Au Bourget 2019, les Etats-Unis et Israël se partagent le marché des drones militaires

Au Bourget 2019, les experts l’admettent : il est très difficile de concurrencer les israéliens et les Américains sur le marché des drones militaires.Les Reaper américains ou les Herons TP israéliens dominent le marché des drones militaires.

Premier exportateur de drones devant les Etats-Unis, Israël continue de remporter de jolis succès à l’étranger, malgré un environnement plus concurrentiel. Le champion national reste, Israel Aerospace Industries (IAI), avec le système Heron, le produit best-seller de la division MALAT (avions sans pilote d’IAI). Pionnier du secteur, le fabricant n’est pas le seul groupe israélien à continuer de marquer des points. Le drone MALE Hermes 900 construit par l’entreprise de Haïfa, Elbit Systems pousse aussi une offre sur les drones tactiques.

Peu de pays peuvent se permettre de s’offrir un système de drone stratégiqueD’autant plus que le projet du drone européen fait face à des difficultés.

Au début des années 2010, plusieurs initiatives ont été lancées en Europe pour mettre au point un drone MALE [Moyenne Altitude Longue Endurance]. Et aucune n’a pu voir le jour, que ce soit pour Talarion d’Airbus [projet porté par l’Allemagne, la France, l’Espagne et le Royaume-Uni] ou pour le Telemos [confié à BAE Systems et Dassault Aviation].D’où l’achat ou la location d’appareils américains [MQ-9 Reaper] ou israéliens [Heron TP] pour combler un déficit capacitaire criant.

« L’EuroMale, piloté par l’Allemagne en collaboration avec la France, l’Italie et l’Espagne […] n’a pas suscité beaucoup d’enthousiasme.

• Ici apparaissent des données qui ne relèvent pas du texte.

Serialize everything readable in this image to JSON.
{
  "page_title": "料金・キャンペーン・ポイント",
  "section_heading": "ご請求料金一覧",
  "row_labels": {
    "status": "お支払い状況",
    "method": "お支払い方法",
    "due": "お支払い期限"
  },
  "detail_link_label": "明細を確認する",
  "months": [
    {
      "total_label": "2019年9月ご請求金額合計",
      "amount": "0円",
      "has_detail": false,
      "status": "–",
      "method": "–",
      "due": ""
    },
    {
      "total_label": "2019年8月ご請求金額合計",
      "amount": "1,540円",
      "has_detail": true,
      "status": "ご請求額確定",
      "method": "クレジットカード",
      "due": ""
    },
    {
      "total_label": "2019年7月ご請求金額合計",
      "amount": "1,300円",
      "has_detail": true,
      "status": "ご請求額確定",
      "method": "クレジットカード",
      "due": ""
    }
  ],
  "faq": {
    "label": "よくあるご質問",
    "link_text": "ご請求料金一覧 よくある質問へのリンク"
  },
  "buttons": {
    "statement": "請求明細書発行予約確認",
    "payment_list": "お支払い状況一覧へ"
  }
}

Les quatre États clients ont jugé le projet trop coûteux », a en effet écrit le quotidien Les Échos [édition du 17 juin 2019].

Airbus, maître d’œuvre du programme baptisé EuroMale, présente, au Salon du Bourget, une maquette de grande taille. D’une envergure de 26 mètres, doté d’un fuselage de 16 mètres, ce drone de nouvelle génération de 11 tonnes devrait effectuer son premier vol d’essai en 2024. Le contrat initial passé par la France, l’Allemagne, l’Italie et l’Espagne, porte sur 63 EuroMale ainsi que les stations terrestres (à raison de deux exemplaires pour trois aéronefs)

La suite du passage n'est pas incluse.